Einen offenen Kampf gegen jemanden zu führen, der viel stärker ist als man selbst und der sich seiner Stärke auch voll bewusst ist, ist Selbstmord. Nur Verrückte würden dies tun. Deshalb muss man zu anderen Mittel greifen, wenn man sich einem solchen Gegner gegenübersieht. Zudem muss man, wenn man selbst der Stärkere ist, sich davor hüten übermütig und arrogant zu werden, denn gerade dadurch kann man sich selbst das eigene Grab schaufeln, egal wie stark man ist. In so einem Fall müssen wir uns in die Lage des Gegner genauso hineinversetzen, wie wenn wir die Schwächeren wären, und berücksichtigen welche Möglichkeiten sich dem anderen bieten, mit denen er uns immer noch schlagen könnte. Viele Konflikte in der Menschheitsgeschichte wurden außerordentlich blutig und endeten im Desaster, weil einer glaubte leichtes Spiel mit einem anderen zu haben, der entweder tatsächlich oder vermeintlich schwächer war.

Eine entscheidende Bedeutung kommt hier der Aufklärung zu. Wie Sun Tzu sagt: „Wenn du den Feind und dich selbst kennst, brauchst du den Ausgang von hundert Schlachten nicht zu fürchten.“ Um dieses Wissen jedoch zu erlangen brauchen, wir einerseits Informationen, andererseits einen trainierten Geist, um diese Informationen auch richtig einschätzen zu können. Dann müssen wir auch an der Täuschung arbeiten bzw. daran jene des Gegners zu erkennen und unschädlich zu machen.
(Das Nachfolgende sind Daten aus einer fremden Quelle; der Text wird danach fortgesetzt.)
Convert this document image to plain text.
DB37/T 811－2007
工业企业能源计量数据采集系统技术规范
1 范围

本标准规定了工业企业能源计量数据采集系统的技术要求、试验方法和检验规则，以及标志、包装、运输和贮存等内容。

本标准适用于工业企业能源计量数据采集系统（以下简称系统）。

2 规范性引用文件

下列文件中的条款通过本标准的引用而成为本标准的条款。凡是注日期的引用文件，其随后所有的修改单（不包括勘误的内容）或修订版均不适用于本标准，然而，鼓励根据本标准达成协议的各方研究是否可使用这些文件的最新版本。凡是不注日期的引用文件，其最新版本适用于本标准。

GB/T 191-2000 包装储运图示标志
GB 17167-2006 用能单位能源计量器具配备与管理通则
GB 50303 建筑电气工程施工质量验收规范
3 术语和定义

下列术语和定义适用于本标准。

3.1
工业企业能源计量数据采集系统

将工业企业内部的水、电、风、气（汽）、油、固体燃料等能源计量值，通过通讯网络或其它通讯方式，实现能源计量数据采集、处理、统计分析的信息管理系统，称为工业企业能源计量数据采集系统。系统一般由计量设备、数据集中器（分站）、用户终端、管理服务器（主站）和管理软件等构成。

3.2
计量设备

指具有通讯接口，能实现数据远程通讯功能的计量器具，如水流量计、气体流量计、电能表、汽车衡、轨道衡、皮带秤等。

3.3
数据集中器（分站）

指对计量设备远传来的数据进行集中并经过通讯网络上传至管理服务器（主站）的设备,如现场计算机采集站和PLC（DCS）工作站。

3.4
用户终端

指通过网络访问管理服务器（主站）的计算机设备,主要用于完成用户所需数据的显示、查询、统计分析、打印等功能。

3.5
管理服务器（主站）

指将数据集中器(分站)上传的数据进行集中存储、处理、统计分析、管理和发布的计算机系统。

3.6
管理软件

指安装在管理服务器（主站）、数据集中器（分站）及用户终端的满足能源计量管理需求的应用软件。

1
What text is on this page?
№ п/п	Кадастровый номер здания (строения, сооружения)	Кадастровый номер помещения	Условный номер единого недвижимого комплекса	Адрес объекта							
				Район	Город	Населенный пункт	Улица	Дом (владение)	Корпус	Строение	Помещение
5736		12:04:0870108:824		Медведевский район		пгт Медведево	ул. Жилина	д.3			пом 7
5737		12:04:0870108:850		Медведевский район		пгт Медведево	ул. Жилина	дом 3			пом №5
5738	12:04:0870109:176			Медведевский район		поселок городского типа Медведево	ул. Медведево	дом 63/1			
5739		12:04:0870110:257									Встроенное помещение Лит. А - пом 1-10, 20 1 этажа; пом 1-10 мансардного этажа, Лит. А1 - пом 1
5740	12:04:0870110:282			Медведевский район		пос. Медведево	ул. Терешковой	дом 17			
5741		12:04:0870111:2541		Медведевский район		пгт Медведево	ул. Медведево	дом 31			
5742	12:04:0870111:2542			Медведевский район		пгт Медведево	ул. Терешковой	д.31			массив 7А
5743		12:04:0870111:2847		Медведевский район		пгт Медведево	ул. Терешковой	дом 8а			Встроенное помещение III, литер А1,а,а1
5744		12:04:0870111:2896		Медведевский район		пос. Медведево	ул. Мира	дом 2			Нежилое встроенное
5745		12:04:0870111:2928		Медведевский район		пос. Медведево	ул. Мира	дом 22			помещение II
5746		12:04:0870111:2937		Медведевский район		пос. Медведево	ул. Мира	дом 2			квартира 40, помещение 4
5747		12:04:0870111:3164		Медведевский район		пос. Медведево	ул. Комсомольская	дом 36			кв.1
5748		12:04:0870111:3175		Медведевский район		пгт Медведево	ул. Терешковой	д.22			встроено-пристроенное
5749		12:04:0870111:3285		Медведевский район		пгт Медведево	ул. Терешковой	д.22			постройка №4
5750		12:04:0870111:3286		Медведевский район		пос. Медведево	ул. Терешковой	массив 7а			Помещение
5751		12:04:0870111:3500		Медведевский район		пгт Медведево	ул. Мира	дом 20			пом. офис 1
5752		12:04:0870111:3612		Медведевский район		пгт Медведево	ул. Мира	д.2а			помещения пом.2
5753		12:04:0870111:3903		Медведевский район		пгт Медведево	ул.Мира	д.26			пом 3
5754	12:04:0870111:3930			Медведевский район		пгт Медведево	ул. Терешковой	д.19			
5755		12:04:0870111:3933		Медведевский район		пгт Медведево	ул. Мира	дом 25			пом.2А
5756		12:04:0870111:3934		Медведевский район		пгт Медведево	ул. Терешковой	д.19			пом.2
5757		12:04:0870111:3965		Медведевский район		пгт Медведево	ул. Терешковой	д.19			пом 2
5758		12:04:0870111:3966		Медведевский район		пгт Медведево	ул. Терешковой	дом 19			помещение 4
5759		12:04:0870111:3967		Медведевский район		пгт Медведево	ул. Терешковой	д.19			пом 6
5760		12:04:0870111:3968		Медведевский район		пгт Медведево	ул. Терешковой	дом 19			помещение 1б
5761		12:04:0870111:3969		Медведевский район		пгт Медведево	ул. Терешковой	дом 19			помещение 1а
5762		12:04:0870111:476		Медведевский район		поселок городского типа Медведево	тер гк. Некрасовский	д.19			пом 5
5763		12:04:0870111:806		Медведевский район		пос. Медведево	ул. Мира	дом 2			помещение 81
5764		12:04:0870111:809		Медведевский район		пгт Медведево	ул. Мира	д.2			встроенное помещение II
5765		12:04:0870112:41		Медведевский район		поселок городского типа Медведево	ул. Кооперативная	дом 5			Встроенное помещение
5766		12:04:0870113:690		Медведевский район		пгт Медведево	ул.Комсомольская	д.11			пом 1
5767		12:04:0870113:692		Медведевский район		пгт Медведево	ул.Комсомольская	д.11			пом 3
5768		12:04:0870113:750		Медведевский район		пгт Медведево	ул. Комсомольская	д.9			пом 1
Der Schlüssel zur Täuschung besteht in der Interpretation von Fakten. Man sieht nämlich, dass kein Faktum an sich täuschen kann – diese kommt erst dadurch zustande, was im Kopf des anderen geschieht. Das besonders Gemeine an einer Täuschung besteht nämlich im Wesentlichen darin, dass nicht der andere uns täuscht (wie es der Sprachgebrauch nahe legt), sondern wir uns immer selbst täuschen. Täuschung ist eine Selbstschädigung unter Einfluss eines anderen.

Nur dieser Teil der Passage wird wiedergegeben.